Paper ID: 2410.12182 • Published Oct 16, 2024
Guided Speaker Embedding
Shota Horiguchi, Takafumi Moriya, Atsushi Ando, Takanori Ashihara, Hiroshi Sato, Naohiro Tawara, Marc Delcroix
TL;DR
Get AI-generated summaries with premium
Get AI-generated summaries with premium
This paper proposes a guided speaker embedding extraction system, which
extracts speaker embeddings of the target speaker using speech activities of
target and interference speakers as clues. Several methods for long-form
overlapped multi-speaker audio processing are typically two-staged: i)

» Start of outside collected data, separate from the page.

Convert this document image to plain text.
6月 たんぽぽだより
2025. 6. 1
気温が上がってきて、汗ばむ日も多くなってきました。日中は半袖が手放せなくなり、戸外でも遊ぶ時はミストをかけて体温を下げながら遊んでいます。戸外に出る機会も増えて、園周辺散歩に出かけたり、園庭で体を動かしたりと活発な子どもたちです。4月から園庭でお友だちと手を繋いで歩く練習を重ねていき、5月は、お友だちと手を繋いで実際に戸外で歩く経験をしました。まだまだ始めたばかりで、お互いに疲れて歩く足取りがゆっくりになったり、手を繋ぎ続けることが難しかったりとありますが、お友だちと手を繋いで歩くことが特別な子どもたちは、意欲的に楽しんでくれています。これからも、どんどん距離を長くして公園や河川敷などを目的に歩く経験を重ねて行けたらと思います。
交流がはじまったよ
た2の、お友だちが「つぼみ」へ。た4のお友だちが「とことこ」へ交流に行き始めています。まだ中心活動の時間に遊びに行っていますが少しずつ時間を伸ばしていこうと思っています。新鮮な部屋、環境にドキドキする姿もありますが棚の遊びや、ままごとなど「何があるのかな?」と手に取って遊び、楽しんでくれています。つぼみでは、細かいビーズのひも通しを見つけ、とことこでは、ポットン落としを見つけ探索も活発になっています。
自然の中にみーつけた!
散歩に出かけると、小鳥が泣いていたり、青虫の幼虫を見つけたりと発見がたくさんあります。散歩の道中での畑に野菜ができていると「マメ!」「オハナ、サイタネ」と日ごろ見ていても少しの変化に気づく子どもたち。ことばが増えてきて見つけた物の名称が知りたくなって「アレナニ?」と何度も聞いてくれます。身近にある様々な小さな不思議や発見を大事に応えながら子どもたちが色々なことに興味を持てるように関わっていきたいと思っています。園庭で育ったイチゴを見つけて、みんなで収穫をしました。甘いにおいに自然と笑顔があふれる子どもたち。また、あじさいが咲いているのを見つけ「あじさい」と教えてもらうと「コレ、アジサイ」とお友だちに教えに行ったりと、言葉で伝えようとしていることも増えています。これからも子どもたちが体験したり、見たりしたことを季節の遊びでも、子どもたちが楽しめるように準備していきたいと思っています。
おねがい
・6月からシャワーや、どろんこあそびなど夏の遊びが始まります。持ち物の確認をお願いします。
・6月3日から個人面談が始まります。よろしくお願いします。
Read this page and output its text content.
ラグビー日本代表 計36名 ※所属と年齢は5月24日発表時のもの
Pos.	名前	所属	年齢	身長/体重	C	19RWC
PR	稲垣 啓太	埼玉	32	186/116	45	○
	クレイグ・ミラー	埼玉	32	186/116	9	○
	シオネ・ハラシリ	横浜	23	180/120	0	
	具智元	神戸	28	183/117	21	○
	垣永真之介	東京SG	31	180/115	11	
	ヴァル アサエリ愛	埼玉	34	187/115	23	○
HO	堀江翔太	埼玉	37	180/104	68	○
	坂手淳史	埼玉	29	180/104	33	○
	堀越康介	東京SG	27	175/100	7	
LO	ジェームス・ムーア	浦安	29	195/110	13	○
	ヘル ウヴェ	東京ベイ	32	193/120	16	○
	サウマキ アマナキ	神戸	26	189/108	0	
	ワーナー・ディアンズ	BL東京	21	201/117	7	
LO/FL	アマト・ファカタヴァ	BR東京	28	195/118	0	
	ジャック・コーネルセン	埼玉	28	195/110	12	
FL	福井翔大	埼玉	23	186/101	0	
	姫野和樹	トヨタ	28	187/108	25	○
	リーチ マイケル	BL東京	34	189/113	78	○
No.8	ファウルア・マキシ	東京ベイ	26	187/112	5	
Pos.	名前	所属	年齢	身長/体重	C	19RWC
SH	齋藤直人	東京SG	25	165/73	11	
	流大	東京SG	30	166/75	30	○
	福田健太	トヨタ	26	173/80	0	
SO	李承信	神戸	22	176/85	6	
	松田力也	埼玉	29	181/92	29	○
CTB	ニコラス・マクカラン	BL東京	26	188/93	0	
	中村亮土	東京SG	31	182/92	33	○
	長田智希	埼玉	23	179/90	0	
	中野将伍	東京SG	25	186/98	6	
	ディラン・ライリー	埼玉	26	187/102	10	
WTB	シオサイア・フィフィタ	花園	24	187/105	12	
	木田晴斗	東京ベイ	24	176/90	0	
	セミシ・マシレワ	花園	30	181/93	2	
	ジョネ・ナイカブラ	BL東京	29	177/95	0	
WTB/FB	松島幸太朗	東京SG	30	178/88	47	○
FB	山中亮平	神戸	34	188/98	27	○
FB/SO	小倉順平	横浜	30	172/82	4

segment-level processing and ii) inter-segment speaker matching. Speaker
embeddings are often used for the latter purpose. Typical speaker embedding
extraction approaches only use single-speaker intervals to avoid corrupting the
embeddings with speech from interference speakers. However, this often makes
speaker embeddings impossible to extract because sufficiently long
non-overlapping intervals are not always available. In this paper, we propose
using speaker activities as clues to extract the embedding of the
speaker-of-interest directly from overlapping speech. Specifically, we
concatenate the activity of target and non-target speakers to acoustic features
before being fed to the model. We also condition the attention weights used for
pooling so that the attention weights of the intervals in which the target
speaker is inactive are zero. The effectiveness of the proposed method is
demonstrated in speaker verification and speaker diarization.